Nonchalant gibt sich Pedro auch in Sachen Sex: "Sex ist nichts für Weichlinge. Sex ist ein Austausch von Flüssigkeiten, Säften, Atem und strengen Gerüchen, Urin, Samen, Scheiße, Schweiß, Mikroben, Bakterien. Oder es ist kein richtiger Sex. Wenn es nur bei Zärtlichkeiten und ätherischer Spiritualität bleibt, ist es nur eine sterile Parodie dessen, was es sein könnte." Offen, ohne schamhafte Verhüllung beschreibt er seine zahlreichen Kopulationen mit wechselnden Partnerinnen, zumeist Mulattinnen. Weiße, wohlriechende oder zarte Frauchen verabscheut er beinahe. "Ich benutze Sex wie ein Krimi-Autor seine Leichen" so sagte Gutierrez einmal in einem Interview. Sex ist dazu da, die "Handlung voranzutreiben", doch dies ist nicht das ausschließliche Ziel. Hinter den drastischen Worten steckt oftmals die Liebe und die Hoffnung, das Leben feiert inmitten des Zerfalls und des Chaos seine Wiedergeburt und sein Aufbegehren, trägt eine ungeheure Kraft in sich.

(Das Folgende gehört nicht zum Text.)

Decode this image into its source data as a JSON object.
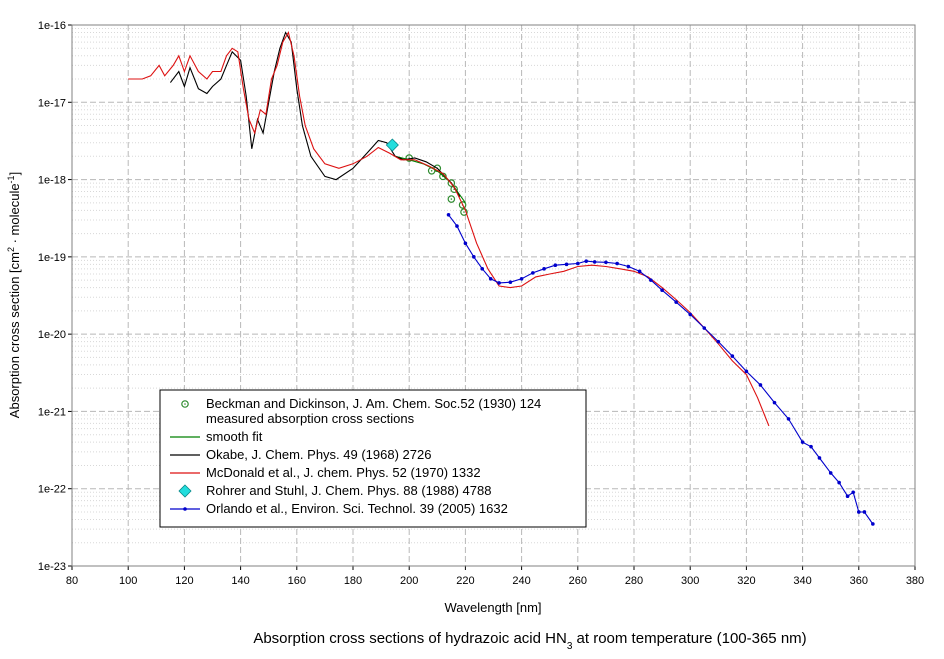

Mit der Politik hingegen haben weder Gutierrez noch Pedro viel am Hut. In wenigen Worten wischt Gutierrez das Gerede der Genossen beiseite, es finden sich erstaunlich viele Andeutungen und auch deutliche Hinweise auf das Gebaren des "alten Mannes". In der Geschichte "Einige Dinge vergehen nicht" spricht er die Aktionen gegen Andersdenkende direkt an: "Der Alte hatte Angst, dass der geringste individuelle Freiraum zu einem Freiraum für Ideen würde." Eine mutige Aussage, fürwahr. Ein Anhänger Castros ist Gutierrez nicht, nicht der Glaube an die sozialistische Revolution hält ihn, der in Havanna lebt, auf der Insel. Vielmehr ist es die Liebe zu Havanna, auch wenn die Stadt den Eindruck eines gefräßigen Molochs erweckt, die Liebe zu seinem Kuba, dem Leben dort, auch wenn es mitunter hart ist und natürlich die Liebe zu einer hinreißenden, begehrenswerten "mulata".